Last time, Justices D Y Chandrachud and Indu Malhothra had debated the concept. Then, Justice Chandrachud argued: “A claim for the exclusion of women from religious worship, even if it be founded in religious text, is subordinate to the constitutional values of liberty, dignity and equality. Exclusionary practices are contrary to constitutional morality.”

Sabarimala protest
Protest against September 28, 2018 Supreme Court decision by BJP.

Justice Malhotra, who then was the lone dissenting voice and now is part of the majority ruling, had a different view. “Constitutional morality in a secular polity would imply the harmonisation of the fundamental rights, which include the right of every individual, religious denomination, or sect, to practise their faith and belief in accordance with the tenets of their religion, irrespective of whether the practice is rational or logical.”

Can courts rule on priestly affairs?

After going ahead and striking down the ban on women in Sabarimala, a sudden confusion seems to have crept in on the propriety of such a ruling.
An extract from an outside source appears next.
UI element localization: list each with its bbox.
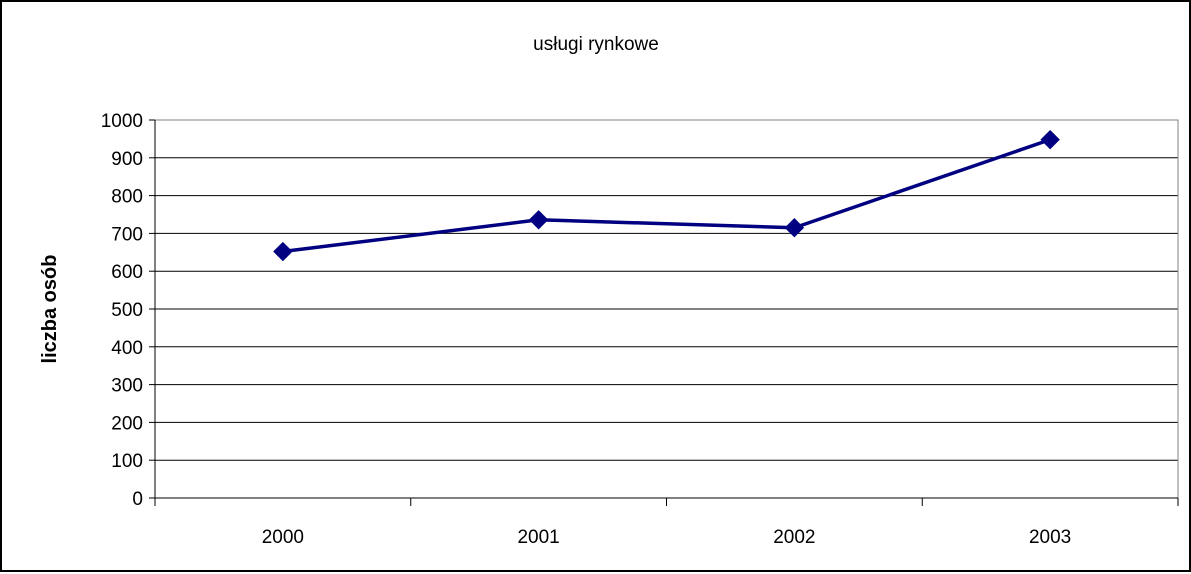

The majority ruling on Thursday was doubtful about the extent to which the court can inquire into the issue of a particular practice as an integral part of the religion or religious practice of a particular religious denomination. “Or should that be left exclusively to be determined by the head of the section of the religious group,” Justice Gogoi asked.

The Chief Justice pointed out that even the Supreme Court had given conflicting rulings on the issue. In the Shirur Mutt case in 1954, the apex court ruled that essential religious practices of a particular denomination should be left to be determined by the denomination itself. But in 1962, in Ajmer Durgah Committee case, it said the court had the powers to determine secular and superstitious beliefs and customs.

Can a non-devotee speak for Sabarimala?

Sabarimala verdict
Manithi women group members attempt entry at Sabarimala after 2018 SC verdict.

Yet another question the Supreme Court wants the larger bench to consider is whether it is proper for a person to file a PIL against the customs and rituals of a religion he or she is not part of. The charge against the petitioners in the Sabarimala case, the Indian Young Lawyers Association, was that most of its members were non-Hindus.

Justice Indu Malhotra had flagged this issue. “The petitioners do not claim to be devotees of the Sabarimala temple,” Justice Malhotra said. “The right to worship, claimed by the petitioners, has to be predicated on the basis of affirmation of a belief in the particular manifestation ('naishtik brahmachari')of the deity in this temple,” she added.

Justice Malhotra also said if this was allowed then it would open the floodgates of petitions to be filed questioning the validity of religious beliefs and practices followed by other religious sects, especially minorities.

Justice R F Nariman, in his dissenting ruling, sought to allay Jutice Malhotra's fears. “The majority judgment (September 28, 2018) cannot be used to undermine the religious rights of others, including, in particular, religious minorities. Besides, busybodies, religious fanatics, cranks and persons with vested interests will be turned down by the court at the threshold itself,” Justice Nariman said.